BD : Silien Melville face aux magouilles


Pas très reluisante la vie de Silien Melville. A peine la trentaine et déjà plus aucune illusion. Métier abrutissant, pompiste de nuit, solitude forcée après une séparation douloureuse, sans oublier une tendance à noyer le tout dans le whisky. En se rendant à son boulot en vélomoteur, il rêve de gagner le gros lot au loto. 

Le gros lot il va le décrocher, mais indirectement. Il reçoit la visite d'une vieille connaissance. Ils se sont connus à l'armée. Silien se retrouve alors plongé dans une affaire mêlant hommes politiques, truands et argent sale. 

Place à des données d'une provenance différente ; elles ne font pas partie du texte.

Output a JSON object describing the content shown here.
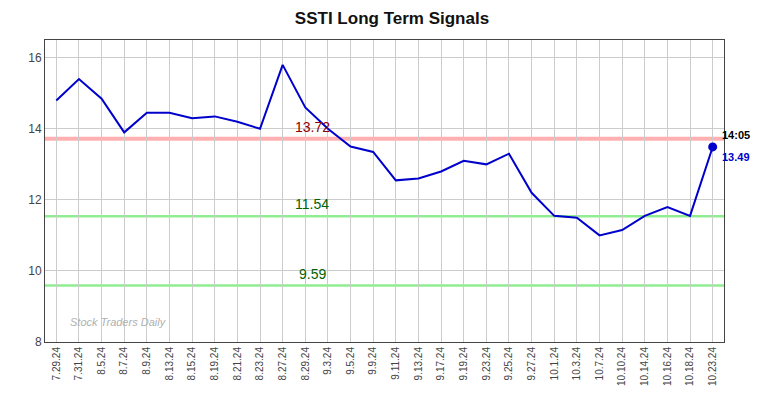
{
  "chart_data": {
    "type": "line",
    "title": "SSTI Long Term Signals",
    "categories": [
      "7.29.24",
      "7.31.24",
      "8.5.24",
      "8.7.24",
      "8.9.24",
      "8.13.24",
      "8.15.24",
      "8.19.24",
      "8.21.24",
      "8.23.24",
      "8.27.24",
      "8.29.24",
      "9.3.24",
      "9.5.24",
      "9.9.24",
      "9.11.24",
      "9.13.24",
      "9.17.24",
      "9.19.24",
      "9.23.24",
      "9.25.24",
      "9.27.24",
      "10.1.24",
      "10.3.24",
      "10.7.24",
      "10.10.24",
      "10.14.24",
      "10.16.24",
      "10.18.24",
      "10.23.24"
    ],
    "values": [
      14.8,
      15.4,
      14.85,
      13.9,
      14.45,
      14.45,
      14.3,
      14.35,
      14.2,
      14.0,
      15.8,
      14.6,
      14.0,
      13.5,
      13.35,
      12.55,
      12.6,
      12.8,
      13.1,
      13.0,
      13.3,
      12.2,
      11.55,
      11.5,
      11.0,
      11.15,
      11.55,
      11.8,
      11.55,
      13.49
    ],
    "color": "#0000cc",
    "ylim": [
      8,
      16.5
    ],
    "yticks": [
      8,
      10,
      12,
      14,
      16
    ],
    "grid": true,
    "reference_lines": [
      {
        "value": 13.72,
        "label": "13.72",
        "color": "#ffb0b0",
        "label_color": "#8b0000"
      },
      {
        "value": 11.54,
        "label": "11.54",
        "color": "#90ee90",
        "label_color": "#006400"
      },
      {
        "value": 9.59,
        "label": "9.59",
        "color": "#90ee90",
        "label_color": "#006400"
      }
    ],
    "annotations": [
      {
        "text": "14:05",
        "x": "10.23.24"
      },
      {
        "text": "13.49",
        "x": "10.23.24",
        "y": 13.49,
        "color": "#0000cc"
      },
      {
        "text": "Stock Traders Daily",
        "color": "#b0b0b0"
      }
    ]
  }
}
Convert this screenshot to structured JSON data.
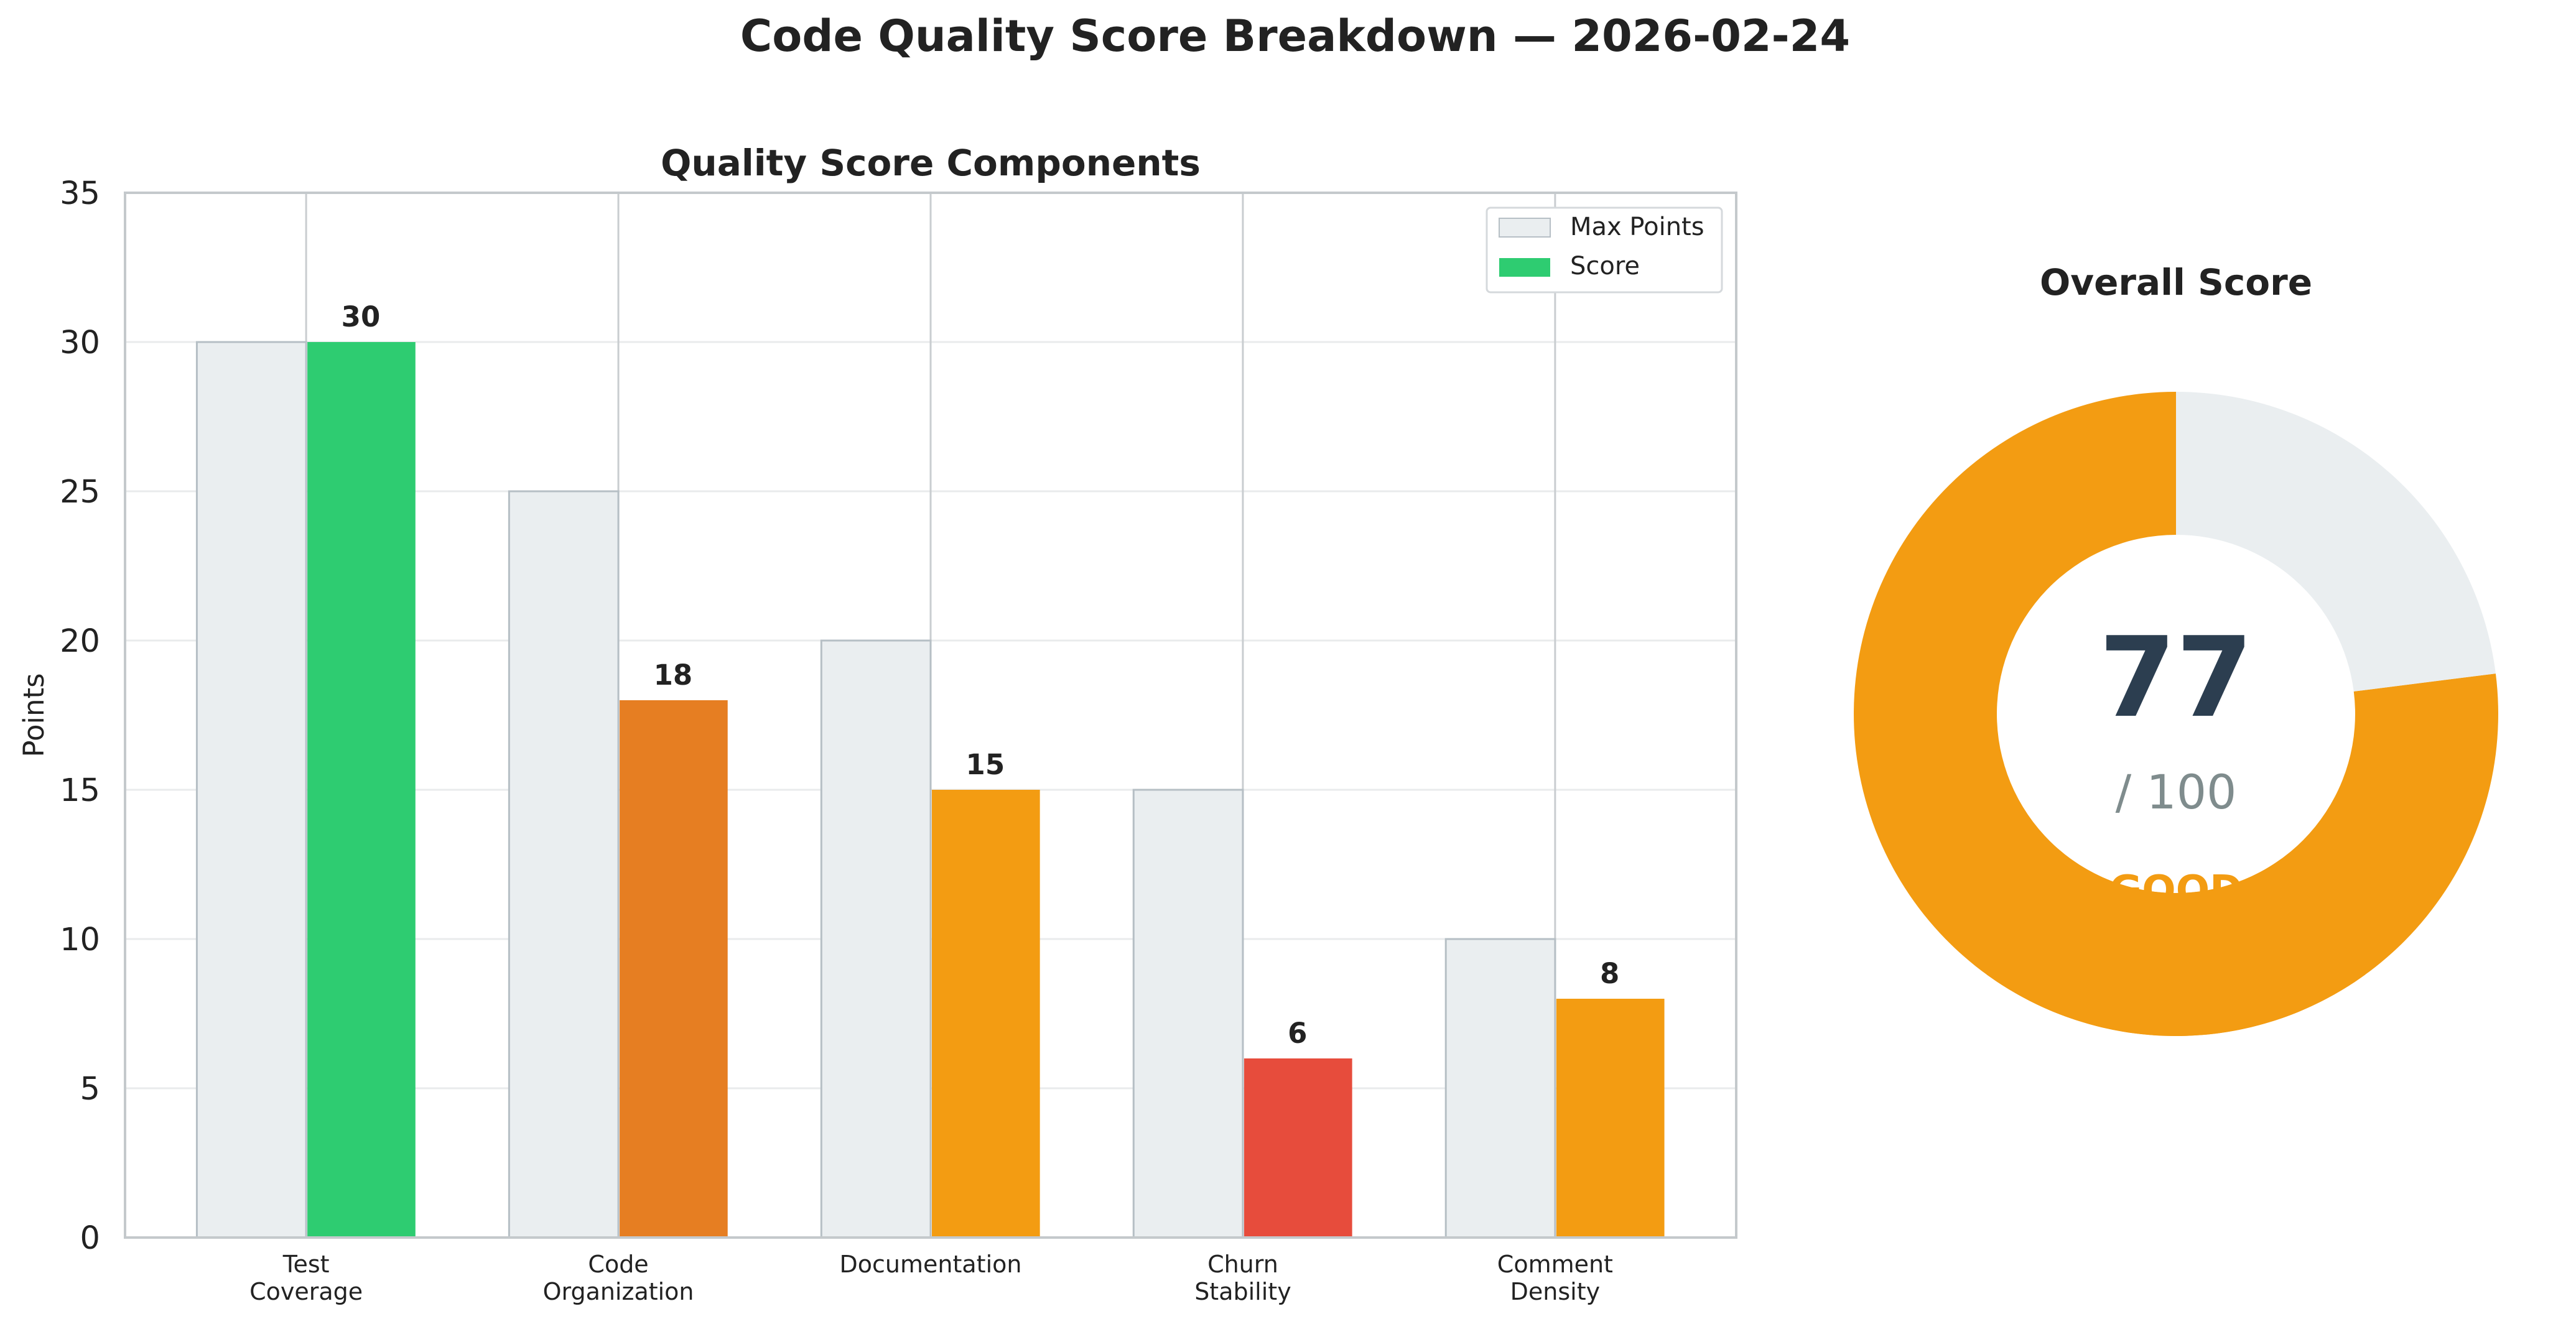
{
  "figure": {
    "title": "Code Quality Score Breakdown — 2026-02-24"
  },
  "colors": {
    "max_fill": "#eaeef0",
    "max_edge": "#b6bfc5",
    "green": "#2ecc71",
    "dark_orange": "#e67e22",
    "orange": "#f39c12",
    "red": "#e74c3c",
    "gauge_track": "#eaeef0",
    "value_text": "#2c3e50",
    "max_text": "#7f8c8d"
  },
  "chart_data": [
    {
      "type": "bar",
      "title": "Quality Score Components",
      "xlabel": "",
      "ylabel": "Points",
      "ylim": [
        0,
        35
      ],
      "yticks": [
        0,
        5,
        10,
        15,
        20,
        25,
        30,
        35
      ],
      "grid": "horizontal",
      "categories": [
        "Test\nCoverage",
        "Code\nOrganization",
        "Documentation",
        "Churn\nStability",
        "Comment\nDensity"
      ],
      "series": [
        {
          "name": "Max Points",
          "values": [
            30,
            25,
            20,
            15,
            10
          ],
          "color": "#eaeef0"
        },
        {
          "name": "Score",
          "values": [
            30,
            18,
            15,
            6,
            8
          ],
          "colors": [
            "#2ecc71",
            "#e67e22",
            "#f39c12",
            "#e74c3c",
            "#f39c12"
          ],
          "legend_color": "#2ecc71"
        }
      ],
      "legend": {
        "placement": "top-right"
      }
    },
    {
      "type": "pie",
      "title": "Overall Score",
      "value": 77,
      "max_label": "/ 100",
      "rating": "GOOD",
      "slices": [
        {
          "value": 77,
          "color": "#f39c12"
        },
        {
          "value": 23,
          "color": "#eaeef0"
        }
      ]
    }
  ]
}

Le scénario de Djian, original au début, devient plus classique par la suite. Ternon, au dessin, propose une mise en scène très cinématographique à base d'un dessin d'un réalisme chirurgical.

« Silien Melville » (tome 1), Vents d'Ouest, 9,40 € 

mardi 27 octobre 2009

BD - Police secours et Commandant Achab


Polar classique que ce premier épisode des aventures du commandant Achab. Le vieux policier, unijambiste, râleur et iconoclaste fait l'unanimité contre lui. Il est muté aux archives dans un petit bureau qu'il partage avec un chat caractériel. 

Un enterrement de 1re classe qui prend fin quand on lui confie une enquête sur des meurtres étranges. Il devra en plus se coltiner un nouvel équipier, Karim, jeune et entreprenant, rapidement déboussolé par les pratiques peu régulières de son supérieur. 

Le scénariste Stéphane Piatzszek a particulièrement réussi le portrait de ces héros atypiques. Stéphane Douay au dessin réaliste mais épuré, sert cette intrigue, imposant une ambiance très sombre malgré l'utilisation de la ligne claire.